Limitations & Future Work¶
- AmbiScore relies on hand-crafted CLIP prompts; future work may explore MLLMs for more reliable assessment.
- The method depends on the quality of Grounded SAM; failures in masking result in fallback to the original image.
- "Person" prompt tricks suggest sensitivity to class distribution.
Related Work & Insights¶
- Comparison to ZSE-SBIR: While both use masks, DisAmb explicitly quantifies ambiguity and uses soft margins, leading to 4.32% higher accuracy.

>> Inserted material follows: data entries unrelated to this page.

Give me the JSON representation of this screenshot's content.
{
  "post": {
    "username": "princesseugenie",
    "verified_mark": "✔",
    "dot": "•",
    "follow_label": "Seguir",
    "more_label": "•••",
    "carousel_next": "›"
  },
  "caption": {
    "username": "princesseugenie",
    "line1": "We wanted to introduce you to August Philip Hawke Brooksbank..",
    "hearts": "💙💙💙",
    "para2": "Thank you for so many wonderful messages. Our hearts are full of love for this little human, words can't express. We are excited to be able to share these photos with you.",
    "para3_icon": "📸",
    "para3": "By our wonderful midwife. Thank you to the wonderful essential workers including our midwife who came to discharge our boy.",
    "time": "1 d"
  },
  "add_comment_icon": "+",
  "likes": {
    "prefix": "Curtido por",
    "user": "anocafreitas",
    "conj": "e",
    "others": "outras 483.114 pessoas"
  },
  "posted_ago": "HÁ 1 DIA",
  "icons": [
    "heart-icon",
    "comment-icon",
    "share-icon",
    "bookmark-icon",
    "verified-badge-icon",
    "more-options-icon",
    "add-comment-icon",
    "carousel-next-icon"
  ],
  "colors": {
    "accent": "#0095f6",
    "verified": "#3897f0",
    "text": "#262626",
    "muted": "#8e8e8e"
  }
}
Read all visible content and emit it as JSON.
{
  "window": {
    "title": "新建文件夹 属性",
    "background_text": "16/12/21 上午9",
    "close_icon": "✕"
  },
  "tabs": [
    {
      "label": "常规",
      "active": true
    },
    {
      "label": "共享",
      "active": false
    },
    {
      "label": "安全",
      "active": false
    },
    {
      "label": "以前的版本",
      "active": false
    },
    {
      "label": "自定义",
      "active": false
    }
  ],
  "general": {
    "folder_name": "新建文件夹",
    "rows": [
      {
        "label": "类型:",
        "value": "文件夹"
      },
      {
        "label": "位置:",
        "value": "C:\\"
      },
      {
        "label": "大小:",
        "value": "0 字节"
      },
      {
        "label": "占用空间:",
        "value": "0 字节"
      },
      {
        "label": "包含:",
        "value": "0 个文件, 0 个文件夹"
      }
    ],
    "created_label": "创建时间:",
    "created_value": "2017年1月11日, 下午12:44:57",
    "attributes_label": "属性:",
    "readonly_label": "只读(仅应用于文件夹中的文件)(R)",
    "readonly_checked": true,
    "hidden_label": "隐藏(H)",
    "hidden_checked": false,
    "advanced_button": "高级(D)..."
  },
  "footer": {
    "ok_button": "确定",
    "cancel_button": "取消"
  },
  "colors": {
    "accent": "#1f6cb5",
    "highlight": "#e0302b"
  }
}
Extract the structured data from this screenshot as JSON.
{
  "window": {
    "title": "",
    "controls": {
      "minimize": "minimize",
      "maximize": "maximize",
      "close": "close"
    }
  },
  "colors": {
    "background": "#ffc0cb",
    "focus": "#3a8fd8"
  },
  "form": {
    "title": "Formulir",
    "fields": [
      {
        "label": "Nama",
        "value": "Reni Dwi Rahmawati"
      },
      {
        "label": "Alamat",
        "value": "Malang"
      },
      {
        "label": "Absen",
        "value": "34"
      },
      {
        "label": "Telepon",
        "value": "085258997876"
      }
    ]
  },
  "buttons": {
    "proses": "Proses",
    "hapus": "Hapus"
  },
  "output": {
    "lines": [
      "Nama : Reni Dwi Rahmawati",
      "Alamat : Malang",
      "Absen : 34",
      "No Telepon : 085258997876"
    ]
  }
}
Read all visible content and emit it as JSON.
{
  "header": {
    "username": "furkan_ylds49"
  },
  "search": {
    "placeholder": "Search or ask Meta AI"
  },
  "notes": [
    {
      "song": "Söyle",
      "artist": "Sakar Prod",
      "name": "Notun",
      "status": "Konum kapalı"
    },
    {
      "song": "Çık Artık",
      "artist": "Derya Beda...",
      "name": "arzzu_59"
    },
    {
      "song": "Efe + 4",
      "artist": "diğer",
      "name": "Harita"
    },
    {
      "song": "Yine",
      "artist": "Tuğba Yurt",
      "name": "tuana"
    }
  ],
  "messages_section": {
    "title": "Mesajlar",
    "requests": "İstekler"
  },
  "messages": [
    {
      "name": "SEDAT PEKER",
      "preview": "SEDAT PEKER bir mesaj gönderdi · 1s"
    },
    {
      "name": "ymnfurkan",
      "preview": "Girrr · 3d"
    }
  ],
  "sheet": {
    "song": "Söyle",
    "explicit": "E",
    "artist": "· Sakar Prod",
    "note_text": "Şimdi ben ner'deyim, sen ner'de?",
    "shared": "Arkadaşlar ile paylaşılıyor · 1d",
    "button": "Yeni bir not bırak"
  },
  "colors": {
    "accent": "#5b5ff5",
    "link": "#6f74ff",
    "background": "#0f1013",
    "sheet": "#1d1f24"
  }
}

- Comparison to foundation model methods (SketchFusion, etc.): DisAmb identifies the ambiguity problem itself rather than incidentally mitigating it with text constraints.
- Insight: AmbiScore's approach of using pre-trained confidence as a noise proxy can be extended to other cross-modal alignment tasks lacking manual ambiguity labels.
Rating¶
- Novelty: ⭐⭐⭐⭐⭐ First to quantify and explicitly model visual ambiguity in sketches.
- Experimental Thoroughness: ⭐⭐⭐⭐⭐ Validated across multiple benchmarks, downstream tasks, and quality levels.
- Writing Quality: ⭐⭐⭐⭐ Strong insights and convincing control experiments.
- Value: ⭐⭐⭐⭐⭐ Practical due to zero inference overhead and multi-task utility.